[CHAPTER XXVI]
SCULPTURING MACHINES

The savage who, with a flint point or bone splinter, laboriously scratched rude figures on the walls of his cave dwelling, did the best he was capable of to express the emotions which affect the splendidly equipped sculptor of to-day; he wished to record permanently some shape in which for the time he was interested, religiously or otherwise.

The sun, moon and stars figure largely in primitive religions as objects of worship. They could be easily suggested by a few strokes of a tool. But when mortals turned from celestial to terrestrial bodies, and to the worship of human or animal forms—the "graven images" of the Bible—a much higher level of art was reached by the sculptor, who endeavoured to give faithful representations in marble of the great men of the time and of the gods which his nation acknowledged.

The Egyptians, whose colossal monuments strew the banks of the Nile, worked in the most stubborn materials—basalt, porphyry and granite—which would turn the edge of highly tempered steel, and therefore raise wonder in our minds as to the nature of the tools which the subjects of the Pharaohs must have possessed. Only one chisel, of a bronze so soft that its edge turned at the first stroke against the rock under which it was found, has so far come to light. Of steel tools there is no trace, and we are left to the surmise that the ancients possessed some forgotten method of hardening other metals—including bronze—to a pitch quite unattainable to-day. Whatever were their implements, they did magnificent work; witness the splendid sculptures of vast proportions to be found in the British Museum; and the yet huger statues, such as those of Memnon and those at Karnak, which attract tourists yearly to Egypt.

The Egyptians admired magnitude; the Greeks perfection of outline.
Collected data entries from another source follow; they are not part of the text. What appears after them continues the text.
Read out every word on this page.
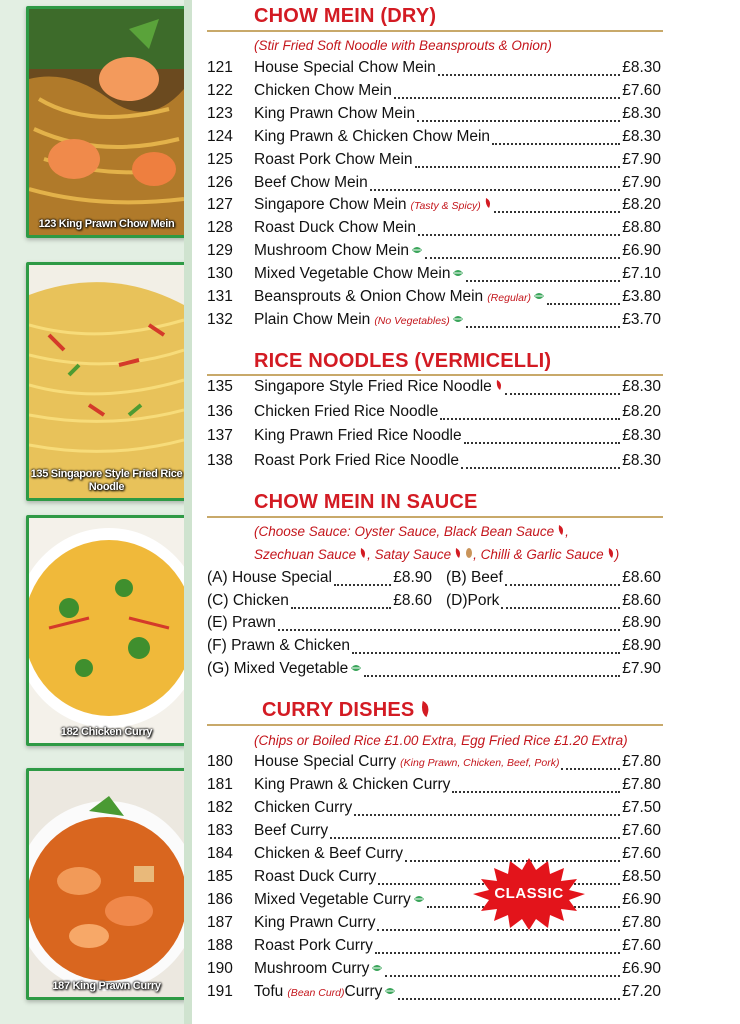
123 King Prawn Chow Mein
135 Singapore Style Fried Rice Noodle
182 Chicken Curry
187 King Prawn Curry
CHOW MEIN (DRY)
(Stir Fried Soft Noodle with Beansprouts & Onion)
121	House Special Chow Mein	£8.30
122	Chicken Chow Mein	£7.60
123	King Prawn Chow Mein	£8.30
124	King Prawn & Chicken Chow Mein	£8.30
125	Roast Pork Chow Mein	£7.90
126	Beef Chow Mein	£7.90
127	Singapore Chow Mein (Tasty & Spicy)	£8.20
128	Roast Duck Chow Mein	£8.80
129	Mushroom Chow Mein	£6.90
130	Mixed Vegetable Chow Mein	£7.10
131	Beansprouts & Onion Chow Mein (Regular)	£3.80
132	Plain Chow Mein (No Vegetables)	£3.70
RICE NOODLES (VERMICELLI)
135	Singapore Style Fried Rice Noodle	£8.30
136	Chicken Fried Rice Noodle	£8.20
137	King Prawn Fried Rice Noodle	£8.30
138	Roast Pork Fried Rice Noodle	£8.30
CHOW MEIN IN SAUCE
(Choose Sauce: Oyster Sauce, Black Bean Sauce ,
Szechuan Sauce , Satay Sauce , Chilli & Garlic Sauce )
(A) House Special	£8.90 (B) Beef	£8.60
(C) Chicken	£8.60 (D)Pork	£8.60
(E) Prawn	£8.90
(F) Prawn & Chicken	£8.90
(G) Mixed Vegetable	£7.90
CURRY DISHES
(Chips or Boiled Rice £1.00 Extra, Egg Fried Rice £1.20 Extra)
180	House Special Curry (King Prawn, Chicken, Beef, Pork)	£7.80
181	King Prawn & Chicken Curry	£7.80
182	Chicken Curry	£7.50
183	Beef Curry	£7.60
184	Chicken & Beef Curry	£7.60
185	Roast Duck Curry	£8.50
186	Mixed Vegetable Curry	£6.90
187	King Prawn Curry	£7.80
188	Roast Pork Curry	£7.60
190	Mushroom Curry	£6.90
191	Tofu (Bean Curd) Curry	£7.20
CLASSIC
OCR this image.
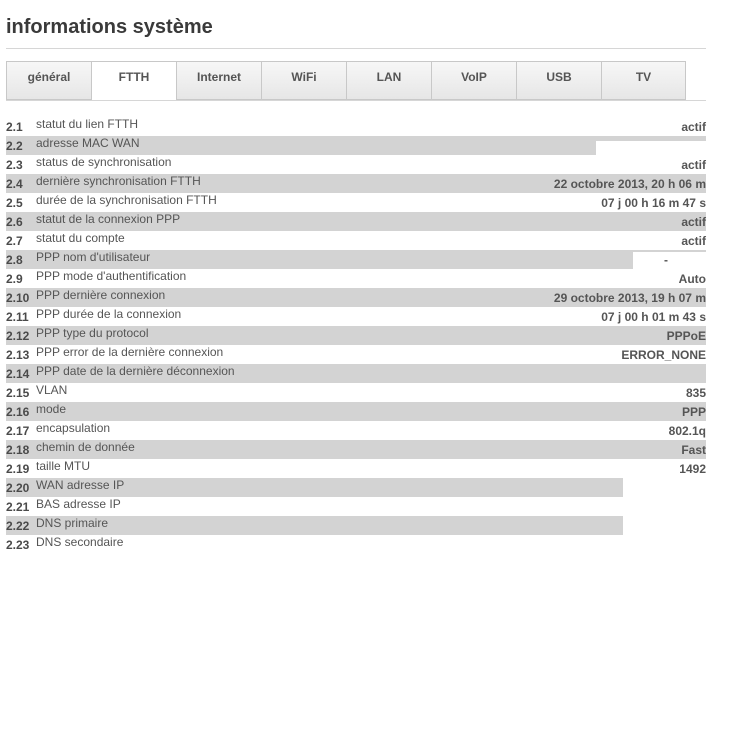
informations système
général	FTTH	Internet	WiFi	LAN	VoIP	USB	TV
2.1 statut du lien FTTH	actif
2.2 adresse MAC WAN
2.3 status de synchronisation	actif
2.4 dernière synchronisation FTTH	22 octobre 2013, 20 h 06 m
2.5 durée de la synchronisation FTTH	07 j 00 h 16 m 47 s
2.6 statut de la connexion PPP	actif
2.7 statut du compte	actif
2.8 PPP nom d'utilisateur	-
2.9 PPP mode d'authentification	Auto
2.10 PPP dernière connexion	29 octobre 2013, 19 h 07 m
2.11 PPP durée de la connexion	07 j 00 h 01 m 43 s
2.12 PPP type du protocol	PPPoE
2.13 PPP error de la dernière connexion	ERROR_NONE
2.14 PPP date de la dernière déconnexion
2.15 VLAN	835
2.16 mode	PPP
2.17 encapsulation	802.1q
2.18 chemin de donnée	Fast
2.19 taille MTU	1492
2.20 WAN adresse IP
2.21 BAS adresse IP
2.22 DNS primaire
2.23 DNS secondaire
The human form in its most ideal development, so often found among a nation with whom athleticism was almost a religion, inspired many of the great classical sculptors, whose work never has been, and probably never will be, surpassed. Great honour awaited the winner in the Olympian games; but the most coveted prize of all was the permission given him—this after a succession of victories only—to erect a statue of himself in the sacred grove near the shrine of Olympian Jove. Happy the man who knew that succeeding generations would gaze upon a marble representation of some characteristic attitude assumed by him during his struggle for the laurel crown.

Until recently the methods of sculpture have remained practically unaltered for thousands of years. The artist first models his idea in clay or wax, on a small scale. He then, if he designs a life-size or colossal statue, erects a kind of iron skeleton to carry the clay of the full-sized model, copied proportionately from the smaller one. When this is finished, a piece-mould is formed from it by applying wet lumps of plaster of Paris all over the surface in such a manner that they can be removed piecemeal, and fitted together to form a complete mould. Into this liquid plaster is run, for a hollow cast of the whole figure, which is smoothed and given its finishing touches by the master hand.
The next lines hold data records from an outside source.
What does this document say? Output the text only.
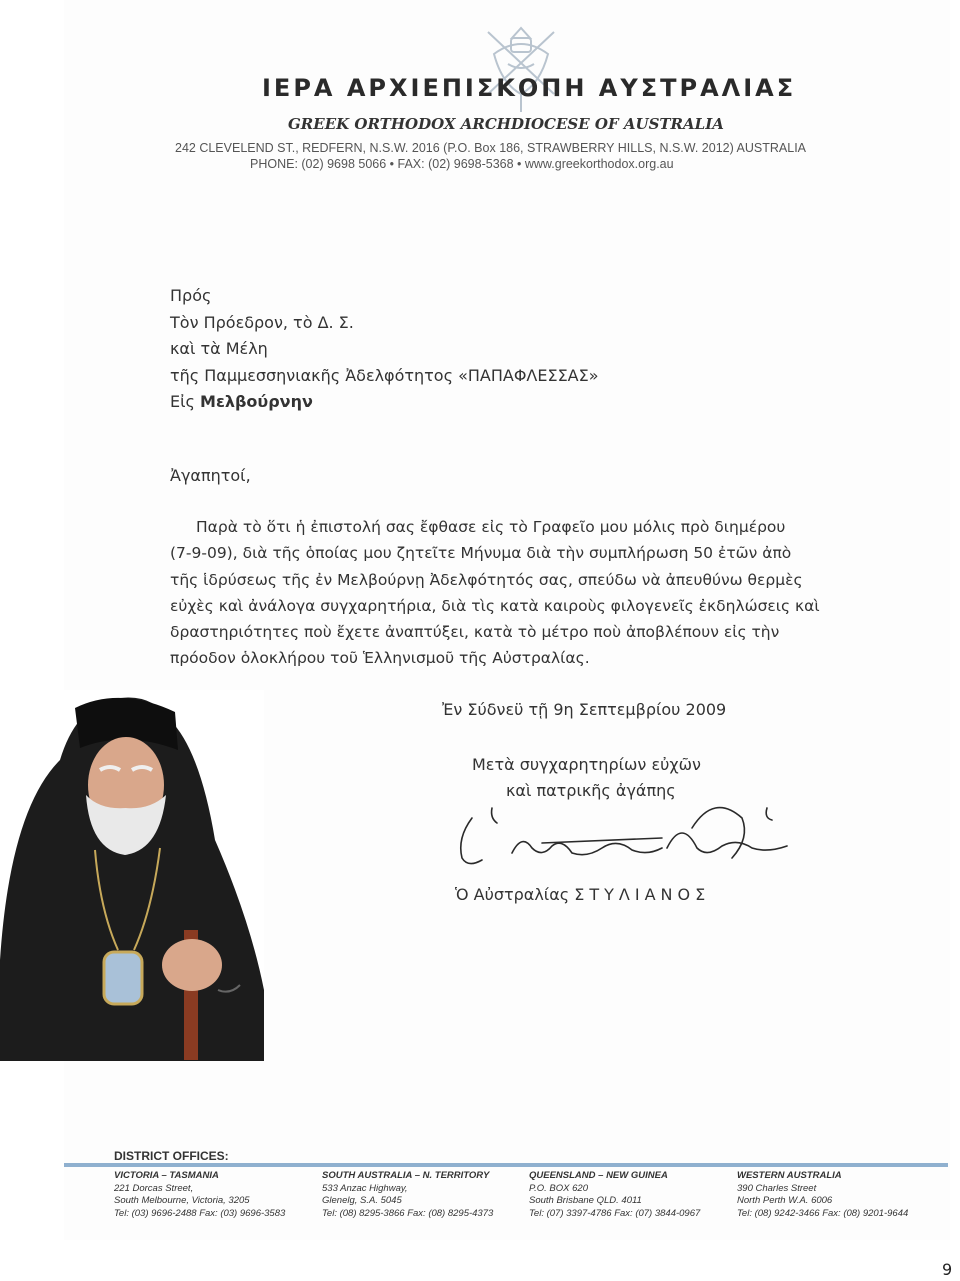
ΙΕΡΑ ΑΡΧΙΕΠΙΣΚΟΠΗ ΑΥΣΤΡΑΛΙΑΣ
GREEK ORTHODOX ARCHDIOCESE OF AUSTRALIA
242 CLEVELEND ST., REDFERN, N.S.W. 2016 (P.O. Box 186, STRAWBERRY HILLS, N.S.W. 2012) AUSTRALIA
PHONE: (02) 9698 5066 • FAX: (02) 9698-5368 • www.greekorthodox.org.au
Πρός
Τὸν Πρόεδρον, τὸ Δ. Σ.
καὶ τὰ Μέλη
τῆς Παμμεσσηνιακῆς Ἀδελφότητος «ΠΑΠΑΦΛΕΣΣΑΣ»
Εἰς Μελβούρνην
Ἀγαπητοί,
Παρὰ τὸ ὅτι ἡ ἐπιστολή σας ἔφθασε εἰς τὸ Γραφεῖο μου μόλις πρὸ διημέρου
(7-9-09), διὰ τῆς ὁποίας μου ζητεῖτε Μήνυμα διὰ τὴν συμπλήρωση 50 ἐτῶν ἀπὸ
τῆς ἱδρύσεως τῆς ἐν Μελβούρνῃ Ἀδελφότητός σας, σπεύδω νὰ ἀπευθύνω θερμὲς
εὐχὲς καὶ ἀνάλογα συγχαρητήρια, διὰ τὶς κατὰ καιροὺς φιλογενεῖς ἐκδηλώσεις καὶ
δραστηριότητες ποὺ ἔχετε ἀναπτύξει, κατὰ τὸ μέτρο ποὺ ἀποβλέπουν εἰς τὴν
πρόοδον ὁλοκλήρου τοῦ Ἑλληνισμοῦ τῆς Αὐστραλίας.
Ἐν Σύδνεϋ τῇ 9η Σεπτεμβρίου 2009
Μετὰ συγχαρητηρίων εὐχῶν
καὶ πατρικῆς ἀγάπης
Ὁ Αὐστραλίας ΣΤΥΛΙΑΝΟΣ
DISTRICT OFFICES:
VICTORIA – TASMANIA
221 Dorcas Street,
South Melbourne, Victoria, 3205
Tel: (03) 9696-2488 Fax: (03) 9696-3583
SOUTH AUSTRALIA – N. TERRITORY
533 Anzac Highway,
Glenelg, S.A. 5045
Tel: (08) 8295-3866 Fax: (08) 8295-4373
QUEENSLAND – NEW GUINEA
P.O. BOX 620
South Brisbane QLD. 4011
Tel: (07) 3397-4786 Fax: (07) 3844-0967
WESTERN AUSTRALIA
390 Charles Street
North Perth W.A. 6006
Tel: (08) 9242-3466 Fax: (08) 9201-9644
9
This cast has next to be reproduced in marble. Both the cast and the block of marble are set up on "scale-stones," revolving on vertical pivots. An ingenious instrument, called a "pointing machine," now comes into play. It has two arms ending in fine metal points, movable in ball-and-socket joints. These arms are first applied to the model, the lower being adjusted to touch a mark on the scale-stone, the upper to just reach a mark on the figure. The operator then clamps the arms and revolves the machine towards the block of marble, the scale-stone of which has been marked similarly to its fellow. The bottom arm is now set to rest on the corresponding mark of the scale-stone; but the upper, which can slide back telescopically, is prevented from assuming its relative position by the unremoved portions of the block. The workman therefore merely notices the point on the block at which the needle is directed, and drills a hole into the marble on the line of the needle's axis, to a depth sufficient to allow the arm to be fully extended. This process is repeated, in some cases many thousands of times, until the block has been honeycombed with small holes. The carver can now strike off the superfluous marble, never going beyond the depth of a hole; and a rough outline of the statue appears. A more skilled workman follows him to shape the material to a close copy of the cast; and the sculptor himself adds the finishing touches which stamp his personality on the completed work.

Only a select few of the world's greatest sculptors have ventured to strike their statues direct from the marble, without recourse to a preliminary model. Such a one was Michelangelo, who, as though seized by a creative frenzy, would hew and hack a block so furiously that the chips flew off like a shower, continuing his attack for hours, yet never making the single false stroke that in the case of other masters has ruined the work of months. He truly was a genius, and must have possessed an almost supernatural faculty of knowing when he had reached the exact depth at any point in the great block of marble from which his design gradually emerged.